Aristote ; Politique ; Livre VI / 4-15
Les différentes formes de démocratie.
« Quant à la dernière espèce de démocratie, à cause de la
participation de tous en pouvoir, ni toute cité n’est à même de la
subir, ni elle-même ne peut se maintenir facilement sans avoir de bonnes
assisses grâces à ses lois et à ses moeurs. Pour édifier cette
démocratie, les dirigeants donnent d’ordinaire de la force au peuple en
lui adjoignant le plus de gens possible et en donnant le droit de cité
non seulement aux fils légitimes, mais encore aux bâtards et aux enfants
dont un seul des parents est citoyen : je veux dire le père ou la
mère ; tout le monde, en effet, convient à une démocratie de ce genre.

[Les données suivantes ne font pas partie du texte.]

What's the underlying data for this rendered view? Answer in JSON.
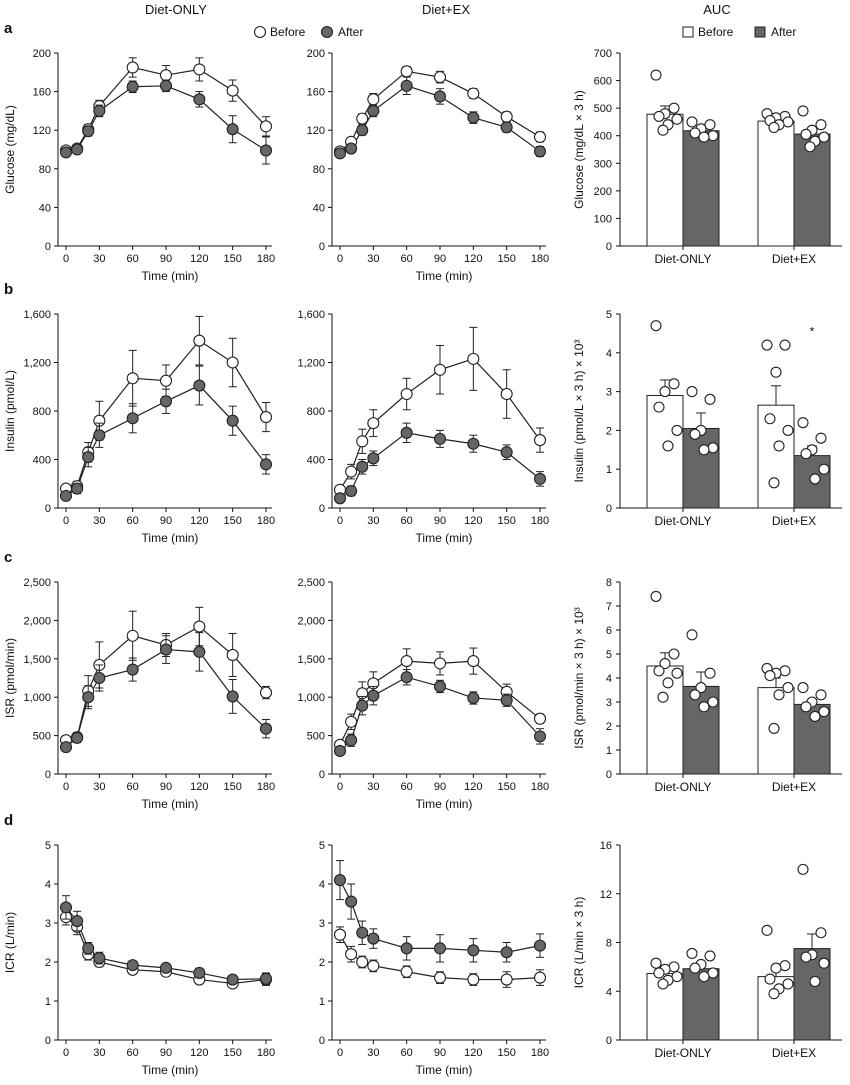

Voilà comment d’ordinaire les chefs du peuple (dem-agogues) établissent
leur régime ; toutefois cette adjonction de citoyens ne doit se faire
que jusqu’au point où la masse l’emporte en nombre sur les notables et
la classe moyenne, et ne pas dépasser cette limite. En effet, en allant
au-delà, on accroît le désordre dans l’Etat et l’on incite les notables à
tolérer encore moins facilement la démocratie ; ce fut précisément la
cause de la révolte à Cyrène. Un mal, inaperçu lorsqu’il est léger,
saute davantage aux yeux quand il a grandit.
De plus, sont utiles aussi pour une démocratie de cet sorte
des mesures semblables à celles qu’utilisèrent, à Athènes, Clisthène,
lorsqu’il voulut renforcer la démocratie et, à Cyrène, les fondateurs du
régime populaire ; Il faut créer d’autres tribus et phratries plus
nombreuses, regrouper les cultes privée en un petit nombre de cultes
publics et user de tous artifices pour que les citoyens se mêlent le
plus possible les uns aux autres et que leurs relations anciennes sont
rompues.
De plus, les dispositions propres à la tyrannies, de l’avis
général, conviennent toutes à cette démocratie ; je veux dire, par
exemple, l’insubordination des esclaves (qui pourrait être utile jusqu’à
un certain point) , des femmes et des enfants, et l’indifférence au
genre de vie que chacun veut mener ; on aura de fait, grand intérêt à
venir en aide à un régime de ce genre, car la multitude trouve plus
d’agrément à vivre dans le désordre que dans une sage discipline. »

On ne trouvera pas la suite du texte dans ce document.